Question: Excess \[{F_2}\left( g \right)\] reacts at \[150^\circ C\] and \[1atm\] pressure with \[B{r_2}\left(...

Question

Excess ${F_2}\left( g \right)$ reacts at $150^\circ C$ and $1atm$ pressure with $B{r_2}\left( g \right)$ to give a compound $Br{F_n}$ . If $423mL$ of $B{r_2}\left( g \right)$ at the same temperature and pressure produced $4.2g$ of $Br{F_n}$ , what is $n$ ?

Answer 1

Solution

Two gases combine under high temperature and pressure to produce a new compound. The stoichiometry of the combination of two gases determines the formula of the generated compound.

Complete step by step answer: Here the two gases undergoing chemical reaction are fluorine gas and bromine gas. The mole of the individual gases is to be evaluated first.
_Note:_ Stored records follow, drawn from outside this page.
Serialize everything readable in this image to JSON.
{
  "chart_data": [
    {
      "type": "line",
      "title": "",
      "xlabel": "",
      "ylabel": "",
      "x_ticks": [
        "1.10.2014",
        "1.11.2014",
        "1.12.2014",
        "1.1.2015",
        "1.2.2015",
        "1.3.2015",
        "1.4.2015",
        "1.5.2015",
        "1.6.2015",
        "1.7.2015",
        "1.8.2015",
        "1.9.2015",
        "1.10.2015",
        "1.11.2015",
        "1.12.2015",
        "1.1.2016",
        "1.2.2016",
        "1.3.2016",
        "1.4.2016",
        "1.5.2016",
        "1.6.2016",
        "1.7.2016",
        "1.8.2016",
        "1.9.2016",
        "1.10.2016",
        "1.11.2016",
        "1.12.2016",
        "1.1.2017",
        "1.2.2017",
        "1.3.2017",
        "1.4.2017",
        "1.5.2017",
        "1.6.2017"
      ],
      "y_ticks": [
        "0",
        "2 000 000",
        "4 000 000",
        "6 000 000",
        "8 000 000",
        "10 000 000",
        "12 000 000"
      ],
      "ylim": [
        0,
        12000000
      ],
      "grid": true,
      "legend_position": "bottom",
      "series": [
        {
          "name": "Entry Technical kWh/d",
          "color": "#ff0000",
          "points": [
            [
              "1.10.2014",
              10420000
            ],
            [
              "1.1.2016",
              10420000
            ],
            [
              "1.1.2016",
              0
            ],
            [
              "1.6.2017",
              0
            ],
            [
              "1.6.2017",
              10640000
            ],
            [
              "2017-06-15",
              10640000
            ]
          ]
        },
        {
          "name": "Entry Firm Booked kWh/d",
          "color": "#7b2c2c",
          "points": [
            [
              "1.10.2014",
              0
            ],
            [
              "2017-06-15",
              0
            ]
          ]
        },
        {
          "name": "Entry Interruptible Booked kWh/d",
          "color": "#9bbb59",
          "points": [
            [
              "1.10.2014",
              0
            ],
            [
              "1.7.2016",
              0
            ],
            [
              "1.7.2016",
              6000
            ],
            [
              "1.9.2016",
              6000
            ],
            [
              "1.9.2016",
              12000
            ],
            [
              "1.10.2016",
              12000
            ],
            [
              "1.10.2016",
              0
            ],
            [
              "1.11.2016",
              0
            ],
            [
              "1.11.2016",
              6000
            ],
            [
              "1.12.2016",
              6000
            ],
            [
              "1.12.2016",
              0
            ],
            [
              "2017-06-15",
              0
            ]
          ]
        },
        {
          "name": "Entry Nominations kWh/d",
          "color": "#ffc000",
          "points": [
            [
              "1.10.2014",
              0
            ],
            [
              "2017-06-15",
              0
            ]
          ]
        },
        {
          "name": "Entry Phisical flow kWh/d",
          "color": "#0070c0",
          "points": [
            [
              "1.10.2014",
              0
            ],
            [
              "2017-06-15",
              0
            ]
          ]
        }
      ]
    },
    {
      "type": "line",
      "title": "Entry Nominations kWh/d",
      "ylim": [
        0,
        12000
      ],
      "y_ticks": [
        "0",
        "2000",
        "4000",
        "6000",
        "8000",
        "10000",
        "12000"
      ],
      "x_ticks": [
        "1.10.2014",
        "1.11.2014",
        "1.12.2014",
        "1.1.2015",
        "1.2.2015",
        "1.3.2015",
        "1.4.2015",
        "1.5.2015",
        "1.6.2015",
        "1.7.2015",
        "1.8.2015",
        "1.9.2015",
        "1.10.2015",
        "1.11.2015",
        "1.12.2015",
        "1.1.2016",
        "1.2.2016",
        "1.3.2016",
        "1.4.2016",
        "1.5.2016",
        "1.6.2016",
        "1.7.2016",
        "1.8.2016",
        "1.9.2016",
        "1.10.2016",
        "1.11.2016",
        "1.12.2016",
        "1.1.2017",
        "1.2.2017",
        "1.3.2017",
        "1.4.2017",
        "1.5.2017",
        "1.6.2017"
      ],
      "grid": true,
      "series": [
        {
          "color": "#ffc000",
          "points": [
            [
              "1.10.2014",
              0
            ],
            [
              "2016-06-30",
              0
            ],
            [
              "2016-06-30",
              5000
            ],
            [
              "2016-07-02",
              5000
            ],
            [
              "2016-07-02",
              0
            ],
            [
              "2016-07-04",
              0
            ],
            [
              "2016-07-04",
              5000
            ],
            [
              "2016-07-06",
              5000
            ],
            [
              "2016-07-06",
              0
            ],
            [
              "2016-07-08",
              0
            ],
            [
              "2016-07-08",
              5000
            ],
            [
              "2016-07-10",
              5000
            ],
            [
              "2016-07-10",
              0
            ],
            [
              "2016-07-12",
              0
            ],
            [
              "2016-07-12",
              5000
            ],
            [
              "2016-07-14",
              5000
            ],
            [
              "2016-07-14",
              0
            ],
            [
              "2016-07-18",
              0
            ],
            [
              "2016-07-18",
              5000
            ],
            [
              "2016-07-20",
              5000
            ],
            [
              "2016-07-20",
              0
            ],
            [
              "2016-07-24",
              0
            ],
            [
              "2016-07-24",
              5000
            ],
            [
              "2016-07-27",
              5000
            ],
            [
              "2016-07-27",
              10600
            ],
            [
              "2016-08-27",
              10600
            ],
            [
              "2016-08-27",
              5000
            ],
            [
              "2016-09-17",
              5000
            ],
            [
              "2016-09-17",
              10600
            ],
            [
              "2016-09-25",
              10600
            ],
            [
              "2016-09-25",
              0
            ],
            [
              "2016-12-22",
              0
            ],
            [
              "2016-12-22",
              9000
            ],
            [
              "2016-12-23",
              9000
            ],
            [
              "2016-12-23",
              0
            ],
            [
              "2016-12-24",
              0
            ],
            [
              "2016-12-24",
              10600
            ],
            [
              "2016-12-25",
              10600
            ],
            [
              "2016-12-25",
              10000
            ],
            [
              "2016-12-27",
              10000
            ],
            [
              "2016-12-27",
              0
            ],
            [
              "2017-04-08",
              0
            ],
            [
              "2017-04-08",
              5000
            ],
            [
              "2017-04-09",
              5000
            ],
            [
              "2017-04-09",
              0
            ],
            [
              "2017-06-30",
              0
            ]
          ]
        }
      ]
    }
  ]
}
The moles of the gas can be determined with the help of the ideal gas equation.
The ideal gas equation is,
$PV = mRT$ where,
$P$ is the pressure of the gas,
$V$ is the volume of the gas,
$m$ is the moles of the gas,
$R$ is the gas constant,
$T$ is the temperature in Kelvin.
The given entities for bromine gas are as follows:
$P = 1atm$ , $V = 423mL = 423 \times {10^{ - 3}}L$ , $R = 0.0821Latmmol{e^{ - 1}}{K^{ - 1}}$ , $T = 150^\circ C = 150 + 273 = 423K$ .
Inserting in the equation,
$1 \times 423 \times {10^{ - 3}} = m \times 0.0821 \times 423$
$m = 0.0122$ .
The probable equation of the reaction occurring between the gases is,
$\dfrac{n}{2}{F_2} + B{r_2} \to 2Br{F_n}$
The number of moles of $B{r_2}$ = $0.0122mole$ . According to the equation, $1mole$ of $B{r_2}$ generates $2mole$ of $Br{F_n}$ . So $0.0122mole$ of $B{r_2}$ generates $2 \times 0.0122$ = $0.0244mole$ of $Br{F_n}$
The molar mass of $Br{F_n}$ = atomic mass of $Br$ atom + $n$ x atomic mass of $F$ atom.
= $80 + n \times 19$
= $80 + 19n$
The mole of a compound is the ratio of the weight taken and the molar mass.
Therefore,
$\dfrac{{4.2}}{{80 + 19n}} = 0.0244$
$80 + 19 n = \dfrac{{4.2}}{{0.0244}}$
$80 + 19n = 172.13$
$19n = 92.13$
$n = 4.85 \approx 5$
Thus the value of $n$ is $5$ , and the formula of the compound formed is $Br{F_5}$ .

Note: These types of compounds are known as interhalogen compounds. The availability of vacant inner $d$ and $f$ orbitals in halogen down the group allows them to form such types of hypervalent compounds. Common examples are $Br{F_3}$ , $Br{F_5}$ , $I{F_5}$ , $I{F_7}$ and so on.